Yields: 8-10 servings
Time: 15 minutes prep, 30 minutes cooking, 45 minutes total
- 4 large russet potatoes
- 1 tablespoon salt
- 2 tablespoons apple cider vinegar
- 1/2 cup mayonnaise
- 2 teaspoons whole grain or yellow mustard
- 1/2 teaspoon onion powder
- 2 hard-boiled eggs, peeled and chopped
- 1/2 cup finely diced celery
- 1/4 cup dill pickle relish
- 2 tablespoons minced parsley, plus a few leaves for garnish
- 2 tablespoons minced red onion
- Salt and freshly ground black pepper to taste
- Prep the potatoes— Peel and quarter potatoes and place in a large saucepan with enough cold water to cover by 1 inch.
- Cook the potatoes—Bring potatoes to boil over high heat, then stir in 1 tablespoon salt. Reduce heat to medium and simmer, stirring occasionally, until potatoes are tender when pierced with a fork—about 10 minutes.

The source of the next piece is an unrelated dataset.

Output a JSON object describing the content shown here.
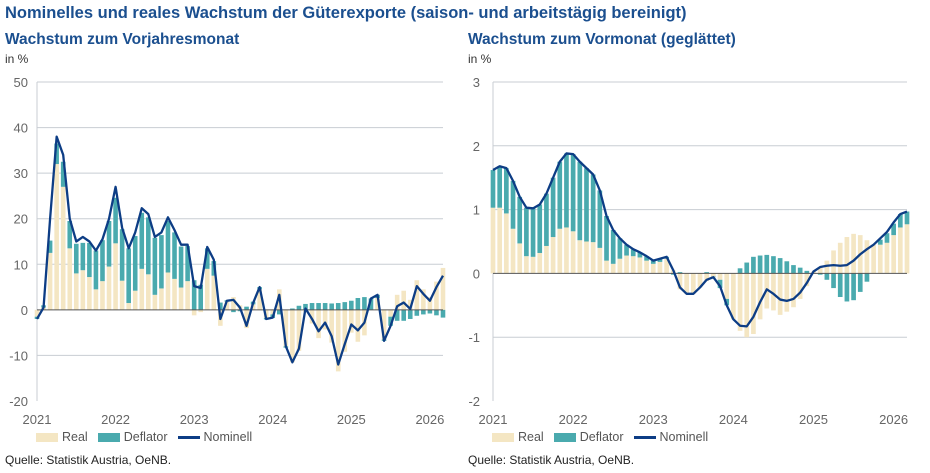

- Finish the potatoes—Drain potatoes in colander and return to warm saucepan. Stir in vinegar with spatula and let potatoes sit for about 20 minutes.
- Mix the potato salad—In a small bowl, stir together mayo, mustard, and onion powder until well mixed. Transfer potatoes to a large bowl along eggs, celery, relish, parsley, onion, and mayo mixture. Stir to combine evenly, then season with salt and pepper to taste.
- Chill and serve—Cover bowl and refrigerate for at least one hour or until ready to serve. Garnish with fresh parsley leaves.
Make it ahead—our potato salad tastes even better the next day after the flavors have a chance to meld in the fridge.
Appealing idea—Swap russets for Yukon Golds and leave the skin on. More nutrition + less prep—it’s a win-win!